Fighting extremism

Voice of America's Judith Latham has found a bit of news that seems rather significant but has received little attention from other more mainstream news outlets.

Muslim scholars in the United States and Canada released a judicial ruling -- or fatwa -- last week saying that Islam condemns terrorism, religious extremism, and violence against civilians. A response to last month's bombings in London and Egypt, the fatwa also reflects the gravity of the struggle within Islam between moderates and extremists.

Speaking with host Judith Latham of VOA News Now's International Press Club, Egyptian journalist Mona Eltahawy, a columnist for the London-based pan-Arab newspaper Asharq al-Awsat, said she sees the war on terrorism since 9/11 as a small part of a much larger religious and intellectual struggle within Islam. She described that struggle as being waged between people like herself, who believe in a "more moderate, progressive way" of following a religion they hold dearly, and others who claim their interpretation of Islam is the "only true one." And furthermore, she said, they don't believe in pluralism and "hate anyone who is against the ideology they follow."
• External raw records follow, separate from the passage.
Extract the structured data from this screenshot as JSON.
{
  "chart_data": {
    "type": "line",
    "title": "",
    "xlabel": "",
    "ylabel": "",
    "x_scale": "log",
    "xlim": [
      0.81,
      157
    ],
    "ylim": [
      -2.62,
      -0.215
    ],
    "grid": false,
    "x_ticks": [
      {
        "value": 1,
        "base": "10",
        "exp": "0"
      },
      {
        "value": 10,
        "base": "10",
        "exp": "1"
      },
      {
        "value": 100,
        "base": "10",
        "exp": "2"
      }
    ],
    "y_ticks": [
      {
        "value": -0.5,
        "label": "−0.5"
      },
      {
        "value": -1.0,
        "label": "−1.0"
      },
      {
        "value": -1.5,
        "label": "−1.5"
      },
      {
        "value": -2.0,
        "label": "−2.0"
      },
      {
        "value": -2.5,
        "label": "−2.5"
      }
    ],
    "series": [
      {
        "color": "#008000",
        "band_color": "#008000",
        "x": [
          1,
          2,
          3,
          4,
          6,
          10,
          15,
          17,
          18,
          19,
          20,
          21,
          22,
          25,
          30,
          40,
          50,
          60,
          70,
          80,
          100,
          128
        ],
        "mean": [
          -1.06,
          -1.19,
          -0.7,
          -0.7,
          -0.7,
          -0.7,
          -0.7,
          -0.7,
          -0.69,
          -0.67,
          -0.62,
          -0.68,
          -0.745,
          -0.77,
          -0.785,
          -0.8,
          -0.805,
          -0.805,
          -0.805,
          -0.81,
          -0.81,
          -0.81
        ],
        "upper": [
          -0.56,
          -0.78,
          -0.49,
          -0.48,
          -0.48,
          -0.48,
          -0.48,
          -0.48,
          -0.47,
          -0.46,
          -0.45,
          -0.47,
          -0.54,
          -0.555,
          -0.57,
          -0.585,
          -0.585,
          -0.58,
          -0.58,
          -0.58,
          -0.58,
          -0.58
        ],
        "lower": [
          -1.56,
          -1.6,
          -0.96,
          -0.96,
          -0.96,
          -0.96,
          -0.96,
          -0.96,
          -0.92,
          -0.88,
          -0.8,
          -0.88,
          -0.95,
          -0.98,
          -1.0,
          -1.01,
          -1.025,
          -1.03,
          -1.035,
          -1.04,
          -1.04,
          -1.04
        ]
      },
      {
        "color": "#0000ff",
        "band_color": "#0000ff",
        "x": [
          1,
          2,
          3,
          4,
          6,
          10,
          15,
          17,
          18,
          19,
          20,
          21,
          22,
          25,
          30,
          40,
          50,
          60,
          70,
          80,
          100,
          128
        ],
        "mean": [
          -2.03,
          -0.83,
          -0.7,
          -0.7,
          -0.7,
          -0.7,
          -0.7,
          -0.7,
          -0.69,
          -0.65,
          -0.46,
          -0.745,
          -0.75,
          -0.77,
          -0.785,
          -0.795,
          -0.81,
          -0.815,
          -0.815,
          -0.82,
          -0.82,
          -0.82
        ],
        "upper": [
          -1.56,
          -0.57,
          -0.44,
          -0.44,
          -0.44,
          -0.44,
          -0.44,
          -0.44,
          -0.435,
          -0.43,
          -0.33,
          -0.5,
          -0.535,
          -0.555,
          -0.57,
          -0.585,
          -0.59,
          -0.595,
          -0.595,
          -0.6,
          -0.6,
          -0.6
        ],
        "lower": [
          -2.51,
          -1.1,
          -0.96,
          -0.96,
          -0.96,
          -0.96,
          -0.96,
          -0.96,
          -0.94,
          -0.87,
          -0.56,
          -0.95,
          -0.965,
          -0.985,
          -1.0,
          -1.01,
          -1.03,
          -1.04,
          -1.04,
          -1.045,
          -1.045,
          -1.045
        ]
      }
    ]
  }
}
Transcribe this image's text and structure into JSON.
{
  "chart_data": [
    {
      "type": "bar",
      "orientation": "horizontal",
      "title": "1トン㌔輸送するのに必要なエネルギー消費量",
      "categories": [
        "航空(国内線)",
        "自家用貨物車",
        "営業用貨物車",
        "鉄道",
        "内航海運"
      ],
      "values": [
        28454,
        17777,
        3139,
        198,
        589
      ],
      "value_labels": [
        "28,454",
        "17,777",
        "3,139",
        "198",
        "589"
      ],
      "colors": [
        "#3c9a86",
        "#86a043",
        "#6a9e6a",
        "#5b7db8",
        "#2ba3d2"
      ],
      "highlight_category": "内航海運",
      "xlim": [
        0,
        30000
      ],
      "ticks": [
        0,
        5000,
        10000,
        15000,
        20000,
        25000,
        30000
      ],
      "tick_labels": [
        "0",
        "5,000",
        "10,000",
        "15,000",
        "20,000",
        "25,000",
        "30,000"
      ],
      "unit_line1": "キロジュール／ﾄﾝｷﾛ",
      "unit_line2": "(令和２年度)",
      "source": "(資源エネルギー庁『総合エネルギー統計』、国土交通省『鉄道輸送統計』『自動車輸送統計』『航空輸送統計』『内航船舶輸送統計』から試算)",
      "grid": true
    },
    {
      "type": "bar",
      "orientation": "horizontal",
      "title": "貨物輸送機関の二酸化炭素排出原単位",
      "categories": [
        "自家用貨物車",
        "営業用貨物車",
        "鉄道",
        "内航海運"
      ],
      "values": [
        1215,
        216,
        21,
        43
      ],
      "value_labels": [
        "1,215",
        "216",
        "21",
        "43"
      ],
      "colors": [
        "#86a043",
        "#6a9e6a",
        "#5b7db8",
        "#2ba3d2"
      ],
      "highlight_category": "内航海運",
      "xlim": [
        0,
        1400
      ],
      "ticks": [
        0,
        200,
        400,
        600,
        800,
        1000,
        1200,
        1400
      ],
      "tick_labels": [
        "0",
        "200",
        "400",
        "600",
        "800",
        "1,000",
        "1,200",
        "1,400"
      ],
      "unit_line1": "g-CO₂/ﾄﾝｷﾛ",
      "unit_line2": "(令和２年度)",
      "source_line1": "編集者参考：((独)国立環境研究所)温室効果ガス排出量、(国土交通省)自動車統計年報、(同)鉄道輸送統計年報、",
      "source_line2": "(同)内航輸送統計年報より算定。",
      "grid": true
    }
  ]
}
Yes, VOA is a government news organization, but that does not mean the bit of news Latham has uncovered is any less significant. The interview with Eltahawy gives us a glimpse of the ideological struggle within Islam. From what I know, some argue that Islam never went through a reformation and others say Islam lacks a central authority figure akin to the Pope. Whatever it is, Islam is going to struggle with the issue of radical terrorism for some years to come.

Update: The Associated Press is carrying a story that says critics within the Muslim community in the United States are saying the "fatwa" condemning terrorism is too broad.

The fatwa condemning religious extremism recently issued by American Muslim groups was so broad it was meaningless, and should have denounced specific terrorist groups including al Qaeda, critics within the U.S. Muslim community say.

Critics also say the declaration seemed geared more toward improving the faith's image rather than starting an honest discussion about Islamic teaching.

"The bulk of the Islamic tradition as it exists does stand against these lunatic, savage attacks on civilians," said Omid Safi, a Colgate University religion professor and chairman of the Progressive Muslim Union, an American reform group.

Imagine that, a divide among Muslims over the issue of extremism.